Il Levico vince 3-2 lo scontro salvezza con il Fontanafredda
Il Levico Terme conquista il primo successo stagionale aggiudicandosi per 3-2 lo scontro diretto per la salvezza con il Fontanafredda, giocato a Pergine in attesa del campo termale. I ragazzi di Melone hanno costruito molto, ma hanno rischiato di pagare a caro prezzo alcuni cali di concentrazione e l'hanno spuntata solo grazie ad una bel tiro da fuori di Tobanelli, su punizione, a cinque minuti dalla fine. Ad ogni modo si tratta di un risultato di grande importanza, soprattutto sul piano psicologico, per i gialloblù, che ora sanno di avere delle carte da giocarsi.

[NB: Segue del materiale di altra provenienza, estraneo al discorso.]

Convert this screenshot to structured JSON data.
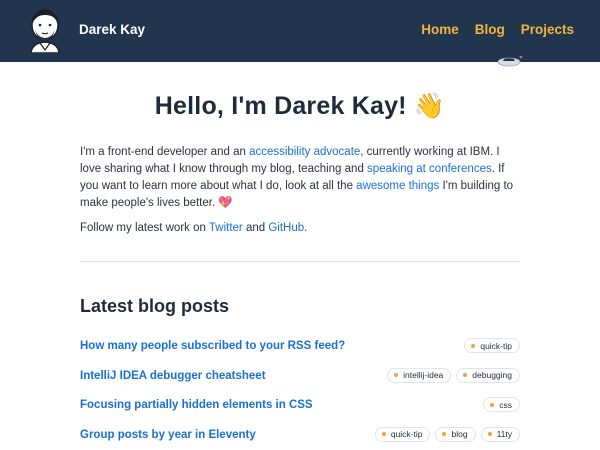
{
  "header": {
    "site_name": "Darek Kay",
    "nav": [
      "Home",
      "Blog",
      "Projects"
    ],
    "background": "#22354f",
    "nav_color": "#f0b43b"
  },
  "hero": {
    "title": "Hello, I'm Darek Kay!",
    "title_emoji": "👋",
    "intro_1": "I'm a front-end developer and an ",
    "link_accessibility": "accessibility advocate",
    "intro_2": ", currently working at IBM. I love sharing what I know through my blog, teaching and ",
    "link_speaking": "speaking at conferences",
    "intro_3": ". If you want to learn more about what I do, look at all the ",
    "link_awesome": "awesome things",
    "intro_4": " I'm building to make people's lives better. ",
    "intro_emoji": "💖",
    "follow_1": "Follow my latest work on ",
    "link_twitter": "Twitter",
    "follow_2": " and ",
    "link_github": "GitHub",
    "follow_3": "."
  },
  "blog": {
    "heading": "Latest blog posts",
    "posts": [
      {
        "title": "How many people subscribed to your RSS feed?",
        "tags": [
          "quick-tip"
        ]
      },
      {
        "title": "IntelliJ IDEA debugger cheatsheet",
        "tags": [
          "intellij-idea",
          "debugging"
        ]
      },
      {
        "title": "Focusing partially hidden elements in CSS",
        "tags": [
          "css"
        ]
      },
      {
        "title": "Group posts by year in Eleventy",
        "tags": [
          "quick-tip",
          "blog",
          "11ty"
        ]
      }
    ]
  },
  "colors": {
    "link": "#1a6fd6",
    "tag_dot": "#f0a23b",
    "text": "#1f2a3a"
  },
  "icons": {
    "avatar": "avatar-portrait-icon",
    "ship": "spaceship-icon"
  }
}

Il Levico ha cominciato il match con Nervo fra i pali, Micheli, Tobanelli, Agosti e Filippini in difesa, Tessaro, Pancheri e Faes a centrocampo, Calì, Baido e Bettazza in attacco, un assetto giustamente spregiudicato visto che si trattava di un match salvezza. In avvio i valsuganotti soffrono l'intraprendenza degli avversari e dopo pochi scambi rischiano di combinare un pasticcio, quando Tobanelli e Agosti lasciano palla a Zambon, che però spreca. Poco dopo Casagrande ci prova da fuori senza troppa fortuna. Rispondono Baido e Pancheri, che al 7' e al 9' calciano alto a loro volta.
Poi tocca a Calì mettersi in evidenza: al 13' Baido crossa in mezzo per lui e di testa manda sopra la traversa, al 18' Bettazza scodella in mezzo da sinistra e la palla fa la stessa fine.
Al 24' il Levico finalmente passa: Malerba commette fallo in area su Bettazza e dal dischetto Tessaro si fa parare il tiro, poi però ribadito in rete.
Dopo sei giri di lancetta il Fontanafredda pareggia: Alcantara incorna molto bene il cross dalla destra, sfuggendo ai difensori, di Moras e fa 1-1. Ma prima della fine del tempo Calì si sblocca, segnando il 2-1 dopo aver ricevuto palla da Bettazza dalla sinistra.
Nel secondo tempo gli ospiti premono e il match si fa frizzante. Al 7' Tonizzo sfiora il palo da fuori area, al 12' Gigli si mangia un gol a pochi passi dalla porta. Al 20' tocca a Nervo sbrogliare per due volte la matassa, dapprima deviando in angolo un tiro di Moras, poi compiendo un miracolo su Zambon dopo il calcio dalla bandierina. Ma il pareggio è nell'aria e lo realizza al 33' Alcantara grazie ad un colpo di testa che valorizza un corner.
Al 40', però, Roveredo atterra Baido a venti metri dalla porta: cartellino rosso e calcio di punizione, che Tobanelli realizza con un gran tiro radente.